На следующий день его предположение оправдалось. Охрана передала просьбу арестованного о встрече с кем–нибудь из чекистов.
— Со следователем мне говорить не о чем. Если он выслушает, все равно не поверит. Или против меня повернет показания. Я расскажу все. А вы решайте. Устал я здесь канать. Один как жмур. С той разницей, что дышу, — опустились плечи мужика. — Я Карпова знал недолго. Работал «дальнобойщиком» у фирмача. Возил всякую хреновину на продажу. В последний раз мотался за туалетной бумагой в Белоруссию. Привез. Как и велели. А кладовщица куда–то смоталась и товар сгрузить некуда. Мне сказали сдать бумагу Карпову, чтоб его киоски торговали. Пока созванивались, договаривались — шел дождь. Тент на машине старый, пропускал, подмочил часть товара. Когда стали разгружать, размокшую бумагу у меня не взяли. А фирмач отнес убытки на мой счет. Да и оплата за рейс мне причиталась с Карпова. Он заказывал товар. Но оплачивать мою работу отказался. Я хотел поговорить с ним, но охрана не пустила. Я звонил. Карпов бросал трубку. В бухгалтерии отвечали, что без разрешения начальника деньги не дадут.
— А с Анатолием где познакомились? — вставил Соколов свой вопрос.
— Он мой сменщик. Вместе работали. Колесили всюду вдвоем…
— Что случилось дальше? — поинтересовался Вадим.

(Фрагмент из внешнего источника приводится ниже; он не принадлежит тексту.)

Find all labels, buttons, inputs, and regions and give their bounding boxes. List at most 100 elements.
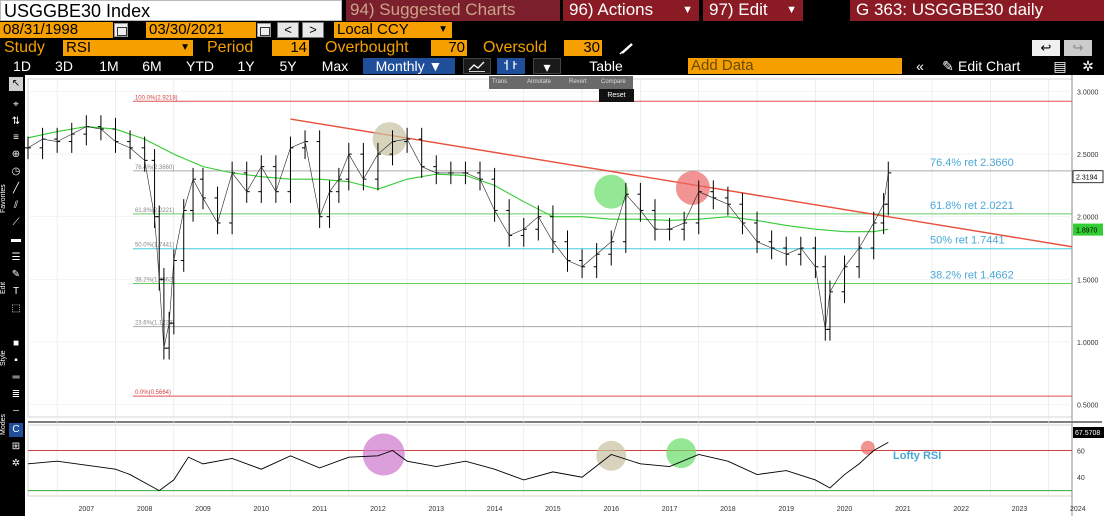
line-chart-icon[interactable] [463, 58, 491, 74]
x-tick-label: 2012 [370, 506, 386, 513]
pen-icon[interactable] [618, 41, 636, 55]
x-tick-label: 2018 [720, 506, 736, 513]
add-data-input[interactable]: Add Data [688, 58, 902, 74]
reset-button[interactable]: Reset [599, 89, 634, 102]
calendar-icon[interactable] [257, 23, 271, 37]
chart-id-label: G 363: USGGBE30 daily [856, 0, 1044, 19]
shape-icon[interactable]: ⬚ [11, 303, 21, 314]
trend-line-icon[interactable]: ╱ [12, 183, 20, 194]
period-input[interactable]: 14 [272, 40, 309, 56]
currency-label: Local CCY [337, 21, 409, 38]
range-max[interactable]: Max [321, 58, 349, 74]
chart-area[interactable]: 2007 2008 2009 2010 2011 2012 2013 2014 2015 2016… [25, 75, 1104, 516]
channel-icon[interactable]: ⫽ [13, 200, 19, 211]
last-price-tag [1072, 170, 1104, 184]
x-tick-label: 2019 [778, 506, 794, 513]
pointer-icon[interactable]: ↖ [9, 77, 23, 91]
color-icon[interactable]: ▪ [14, 355, 18, 366]
actions-button[interactable]: 96) Actions ▼ [563, 0, 699, 21]
frequency-select[interactable]: Monthly ▼ [363, 58, 455, 74]
rsi-highlight-circle [666, 438, 697, 469]
rsi-line [27, 442, 889, 492]
chevron-down-icon: ▼ [682, 4, 693, 16]
ticker-input[interactable]: USGGBE30 Index [0, 0, 342, 21]
suggested-charts-button[interactable]: 94) Suggested Charts [346, 0, 560, 21]
fib-icon[interactable]: ☰ [11, 252, 21, 263]
edit-chart-button[interactable]: Edit Chart [958, 58, 1021, 74]
ma-last-tag [1073, 223, 1103, 236]
study-label: Study [4, 39, 45, 56]
zoom-icon[interactable]: ⊕ [11, 149, 21, 160]
bar-chart-icon[interactable] [497, 58, 525, 74]
collapse-icon[interactable]: « [916, 58, 924, 74]
price-highlight-circle [594, 174, 629, 209]
clock-icon[interactable]: ◷ [11, 166, 21, 177]
study-bar: Study RSI ▼ Period 14 Overbought 70 Over… [0, 39, 1104, 57]
text-icon[interactable]: T [12, 286, 20, 297]
fib-level-label: 38.2%(1.4662) [135, 278, 174, 284]
fib-side-label: 61.8% ret 2.0221 [930, 200, 1014, 212]
next-period-button[interactable]: > [302, 22, 324, 38]
last-price-label: 2.3194 [1076, 175, 1098, 182]
annotate-tool[interactable]: Annotate [527, 79, 552, 85]
rsi-highlight-circle [860, 440, 875, 455]
prev-period-button[interactable]: < [277, 22, 299, 38]
x-tick-label: 2011 [312, 506, 327, 513]
ray-icon[interactable]: ⟋ [12, 217, 20, 228]
forward-icon[interactable]: ↪ [1064, 40, 1092, 56]
study-select[interactable]: RSI ▼ [63, 40, 193, 56]
data-icon[interactable]: ≡ [13, 132, 19, 143]
line-style-icon[interactable]: ═ [12, 372, 20, 383]
horizontal-line-icon[interactable]: ▬ [11, 234, 21, 245]
grid-mode-icon[interactable]: ⊞ [11, 441, 21, 452]
oversold-label: Oversold [483, 39, 548, 56]
overbought-input[interactable]: 70 [431, 40, 467, 56]
rsi-tick-label: 40 [1077, 475, 1085, 482]
x-tick-label: 2016 [603, 506, 619, 513]
gear-icon[interactable]: ✲ [1082, 58, 1094, 74]
trans-tool[interactable]: Trans [492, 79, 508, 85]
revert-tool[interactable]: Revert [569, 79, 587, 85]
oversold-input[interactable]: 30 [564, 40, 602, 56]
compare-tool[interactable]: Compare [601, 79, 626, 85]
range-3d[interactable]: 3D [55, 58, 73, 74]
back-icon[interactable]: ↩ [1032, 40, 1060, 56]
fib-side-label: 76.4% ret 2.3660 [930, 157, 1014, 169]
range-ytd[interactable]: YTD [186, 58, 214, 74]
x-tick-label: 2009 [195, 506, 211, 513]
date-bar: 08/31/1998 - 03/30/2021 < > Local CCY ▼ [0, 21, 1104, 39]
range-1y[interactable]: 1Y [237, 58, 255, 74]
range-6m[interactable]: 6M [142, 58, 162, 74]
edit-button[interactable]: 97) Edit ▼ [703, 0, 803, 21]
x-tick-label: 2014 [487, 506, 503, 513]
mode-c-icon[interactable]: C [9, 423, 23, 437]
table-button[interactable]: Table [589, 58, 623, 74]
price-path [27, 126, 889, 349]
frequency-label: Monthly [375, 58, 425, 74]
panel-icon[interactable]: ▤ [1053, 58, 1067, 74]
range-1d[interactable]: 1D [13, 58, 31, 74]
rsi-panel [27, 424, 1073, 497]
chevron-down-icon: ▼ [786, 4, 797, 16]
currency-select[interactable]: Local CCY ▼ [334, 22, 452, 38]
period-label: Period [207, 39, 254, 56]
range-1m[interactable]: 1M [99, 58, 119, 74]
price-rsi-chart[interactable]: 2007 2008 2009 2010 2011 2012 2013 2014 2015 2016… [25, 75, 1104, 516]
price-tick-label: 1.5000 [1077, 277, 1099, 284]
x-tick-label: 2007 [79, 506, 95, 513]
fib-level-label: 0.0%(0.5664) [135, 390, 171, 396]
calendar-icon[interactable] [114, 23, 128, 37]
title-bar: USGGBE30 Index 94) Suggested Charts 96) … [0, 0, 1104, 21]
end-date-field[interactable]: 03/30/2021 [146, 22, 256, 38]
chevron-down-icon[interactable]: ▾ [533, 58, 561, 75]
indicator-icon[interactable]: ⇅ [11, 116, 21, 127]
fill-icon[interactable]: ■ [12, 338, 20, 349]
range-5y[interactable]: 5Y [279, 58, 297, 74]
settings-icon[interactable]: ✲ [11, 458, 21, 469]
dash-style-icon[interactable]: ┄ [12, 406, 20, 417]
x-tick-label: 2008 [137, 506, 153, 513]
line-width-icon[interactable]: ≣ [11, 389, 21, 400]
pencil-icon[interactable]: ✎ [11, 269, 21, 280]
crosshair-icon[interactable]: ⌖ [13, 99, 19, 110]
start-date-field[interactable]: 08/31/1998 [0, 22, 113, 38]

— Деньги он нам не отдал. И мы получили тогда шиш, а не зарплату. Фирмач вывернул с нас за испорченный товар, за горючку. Мы обозлились на всех разом. Как жить? На что? А у Толика шуряк раньше в ментах был. Но его оттуда выперли и в безработных кантуется. Он и подсказал найти «крышу», чтоб сумела тряхнуть фирмача и Карпова разом. Но эти ребята, назвавшись крутыми, потребовали за свою работу деньги. Причем сразу. Их у нас не было. Сами не жравши жили. Когда мы предложили крутым расчет после дела, они сказали, что без аванса не работают. Мы с Толяном после них зашли в пивбар. Наскребли на пиво. Тут к нам шуряк подвалил. Он завсегда у пивбаров ошивается. Спросил, как дела. Мы стали рассказывать. Тут к этому шурину двое легавых подвалили. Бывшие кореша. Слушать стали. Мы и выложили, как есть. Они хохотать начали. Мол, крыша нужна тем, у кого своей головы на плечах нет. Или вы разучились сами морды бить? Прижучьте и за душу возьмите обоих! Теперь это сплошь и рядом. Раньше за такое брали в каталажку, нынче внимания не обращаем.
— А третий этот откуда взялся? — спросил Вадим.

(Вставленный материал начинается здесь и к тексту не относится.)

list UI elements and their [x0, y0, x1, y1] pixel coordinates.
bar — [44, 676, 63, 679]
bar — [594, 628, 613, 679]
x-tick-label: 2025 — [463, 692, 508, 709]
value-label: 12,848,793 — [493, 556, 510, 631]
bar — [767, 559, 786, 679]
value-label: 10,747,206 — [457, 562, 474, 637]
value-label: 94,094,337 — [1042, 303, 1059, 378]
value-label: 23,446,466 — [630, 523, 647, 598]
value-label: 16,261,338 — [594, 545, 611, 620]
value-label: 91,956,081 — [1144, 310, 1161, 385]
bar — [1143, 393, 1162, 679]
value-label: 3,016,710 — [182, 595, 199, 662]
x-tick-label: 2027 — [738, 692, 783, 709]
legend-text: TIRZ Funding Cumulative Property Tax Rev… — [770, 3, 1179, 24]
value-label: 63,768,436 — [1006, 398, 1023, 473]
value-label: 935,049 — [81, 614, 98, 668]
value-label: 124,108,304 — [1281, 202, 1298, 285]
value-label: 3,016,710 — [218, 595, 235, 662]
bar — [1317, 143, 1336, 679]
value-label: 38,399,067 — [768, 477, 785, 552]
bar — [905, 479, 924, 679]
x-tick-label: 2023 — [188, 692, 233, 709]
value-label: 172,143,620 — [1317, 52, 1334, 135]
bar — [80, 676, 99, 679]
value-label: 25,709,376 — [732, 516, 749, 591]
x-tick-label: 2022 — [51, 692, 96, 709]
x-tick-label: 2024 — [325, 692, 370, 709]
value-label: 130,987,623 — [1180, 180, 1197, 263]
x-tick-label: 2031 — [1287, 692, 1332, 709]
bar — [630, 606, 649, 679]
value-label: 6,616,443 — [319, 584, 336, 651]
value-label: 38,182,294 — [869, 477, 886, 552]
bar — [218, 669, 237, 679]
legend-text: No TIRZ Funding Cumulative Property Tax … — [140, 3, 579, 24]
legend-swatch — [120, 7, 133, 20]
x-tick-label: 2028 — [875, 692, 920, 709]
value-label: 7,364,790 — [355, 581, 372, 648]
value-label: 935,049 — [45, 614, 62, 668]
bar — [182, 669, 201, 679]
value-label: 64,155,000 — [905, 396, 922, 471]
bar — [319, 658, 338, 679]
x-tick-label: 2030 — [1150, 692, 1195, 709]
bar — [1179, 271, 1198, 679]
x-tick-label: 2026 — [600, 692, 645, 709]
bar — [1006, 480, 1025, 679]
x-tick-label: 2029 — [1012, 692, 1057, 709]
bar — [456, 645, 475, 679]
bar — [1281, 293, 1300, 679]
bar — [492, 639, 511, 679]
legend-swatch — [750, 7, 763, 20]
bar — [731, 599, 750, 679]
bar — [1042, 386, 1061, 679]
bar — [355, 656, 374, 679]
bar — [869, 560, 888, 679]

— Шуряк Толика… Он сам захотел нам помочь тряхнуть Карпова. Решил за нас вступиться. Да и менты пообещали глаза закрыть на все. Посоветовали оттыздить без свидетелей. Мы охотились за фирмачом. Но он, сволочь, смотался на Украину за вином и никак не возвращался. Неделю его пасли. И тогда решили ловить Карпова.